Pro E-Scooter:Kleine Revolution

Was neu ist, weckt erst einmal Misstrauen und das übliche Anfangsfremdeln. Dabei könnte der Elektroroller ein Auftakt zu einer dringend nötigen Verkehrswende sein. Was es nun in den Städten braucht, ist Geduld - und auch etwas Gelassenheit.

Von Laura Hertreiter

Romane machen hysterisch, Eisenbahnen krank, Fernsehen süchtig: Die Geschichte zeigt, dass der Mensch vor seinen eigenen Erfindungen oft erst einmal erschrickt. Selbst, wenn sie ganz respektabel sind. Eine solche Erfindung ist der E-Scooter. Nicht nur, weil er Menschen platz-, zeit- und energiesparend von einem Ort zum anderen bringt, nicht nur, weil lautloses Durch-die-Stadt-Gleiten ein Vergnügen ist, sondern vor allem: Weil der Elektroroller ein Auftakt zu einer dringend nötigen Verkehrswende sein kann. Und weil in Umweltfragen jeder Tag zählt, ist es wichtig, das übliche Anfangsgefremdel jetzt mal beiseitezuschieben.

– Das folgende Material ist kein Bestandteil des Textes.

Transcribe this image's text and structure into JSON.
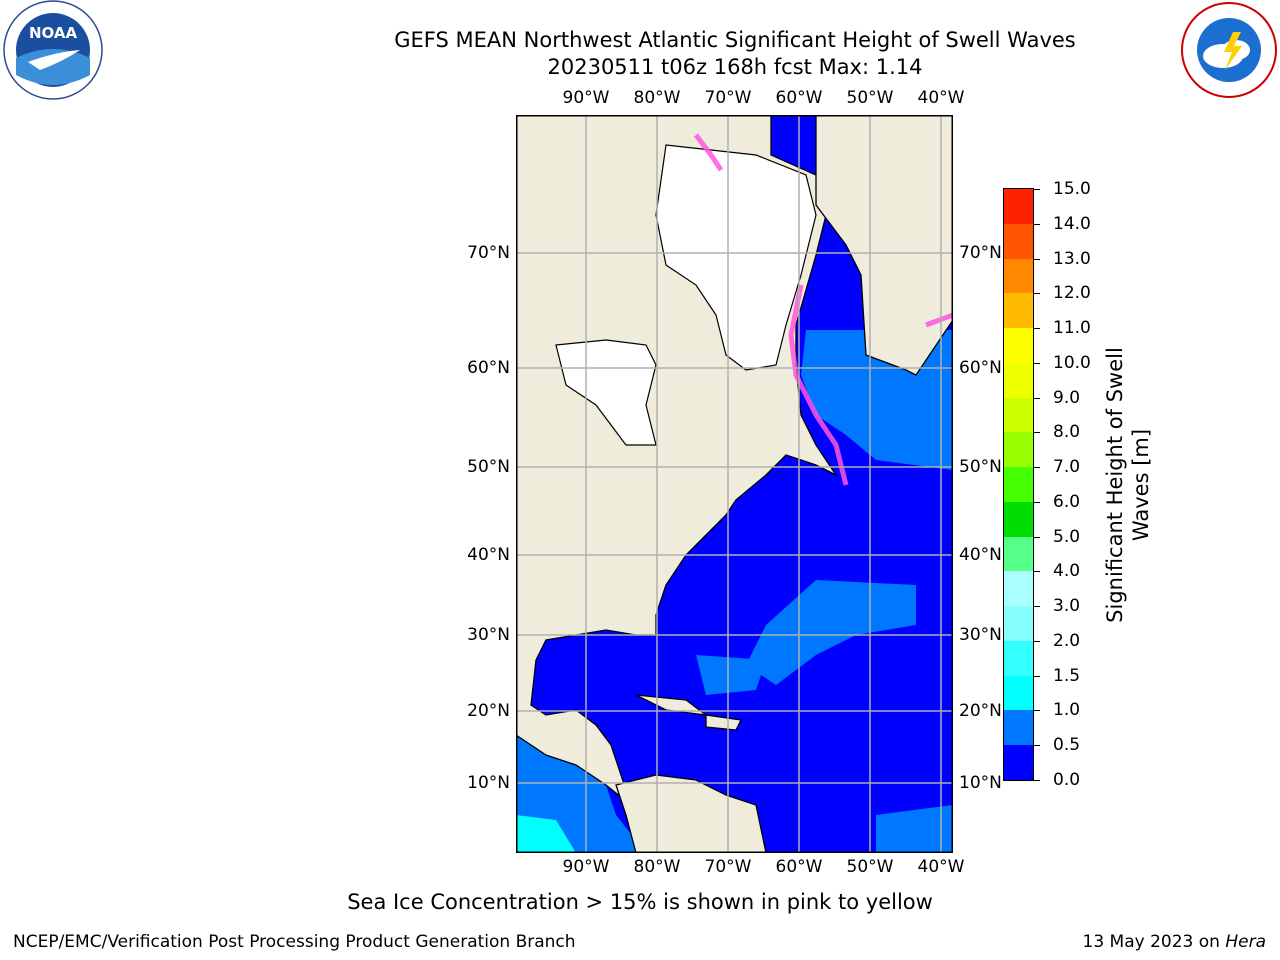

In Zeiten, in denen endlich über Kohlendioxid- und Lärmbelastungen diskutiert, um Dieselfahrverbote gerungen wird, ist der E-Scooter eine Möglichkeit, Innenstädte zu entlasten, eine Möglichkeit, Autofahrer von Zapfsäulen zu entwöhnen. Und ein Vorgeschmack auf ein anderes Mobilitätskonzept, da Autos in Innenstädten ökologisch und platzmäßig nun mal keinen Sinn machen. Dafür sind allerdings zwei Dinge nötig: Zeit und Gelassenheit. Zeit, damit sich alle an die vor nur zwei Monaten auf deutschen Straßen zugelassenen Scooter gewöhnen können. Und Gelassenheit, um weiterdenken zu können, wenn sich Probleme auftun.

Aber was neu ist, weckt Misstrauen. Verfolgt man Berichte über E-Scooter, könnte man meinen, es kracht überall, und wenn es irgendwo nicht kracht, dann, weil dort die beiseitegeworfenen Teufelsgefährte den Verkehr lahmgelegt haben. Verfolgt man den Großstadtverkehr an einem Sommerabend, zum Beispiel in München, kracht es jedoch keinesfalls überall. Natürlich: Alle paar Schritte steht jetzt ein E-Scooter, genauso wie alle paar Schritte ein Fahrrad steht. Oder ein Mensch. Und hin und wieder gleitet ein Mensch auf einem E-Scooter vorbei. Eine Frau mit Yogamatte, ein Anzugträger, ein Tätowierter in Badehose. Lautlos, was den E-Scootern oft als heimtückisch angekreidet wird, bei Rädern selbstverständlich ist, und für die Ohren sogar recht angenehm. Klar, jede neue Technologie muss mit Sorgfalt eingeführt werden, im Zweifel muss man nachjustieren. So auch diesmal: Die Städte müssen sich Gedanken machen über Abstellorte und erlaubte Geschwindigkeiten, gerade an potenziellen Unfallstellen. Die Menschen müssen das Fahren einüben, die anderen Verkehrsteilnehmer müssen sich an die Scooter gewöhnen. (Was man ihnen zutrauen darf, das hat bei Fahrradanhängern, E-Bikes oder Liegerädern auch geklappt.)

Neue Ideen erfordern neues Nachdenken. Das Dagegensein ist der einfachste Weg. Er führt aber nirgendwo hin. Wie weit andere Wege führen können, kann man in Berlin sehen. Weil die Scooter dort zunächst viele Gehwege zuparkten, beschloss die Stadt, Parkzonen einzurichten. An den Bereichen um Kreuzungen und Einmündungen, die oft von Autos zugeparkt werden. Und auf bisherigen Autoparkplätzen. Das bedeutet: weniger Platz für Autos, weniger Emissionen, sauberere Luft. Das ist verkehrspolitisch eine kleine Revolution.

Und es zeigt, welche Wege sich auftun können, wenn an die Stelle des Fremdelns ein Nachdenken tritt über Chancen, die im ersten Moment noch gar nicht erkennbar sind. Womöglich auch zwei Monate nach der Zulassung noch nicht.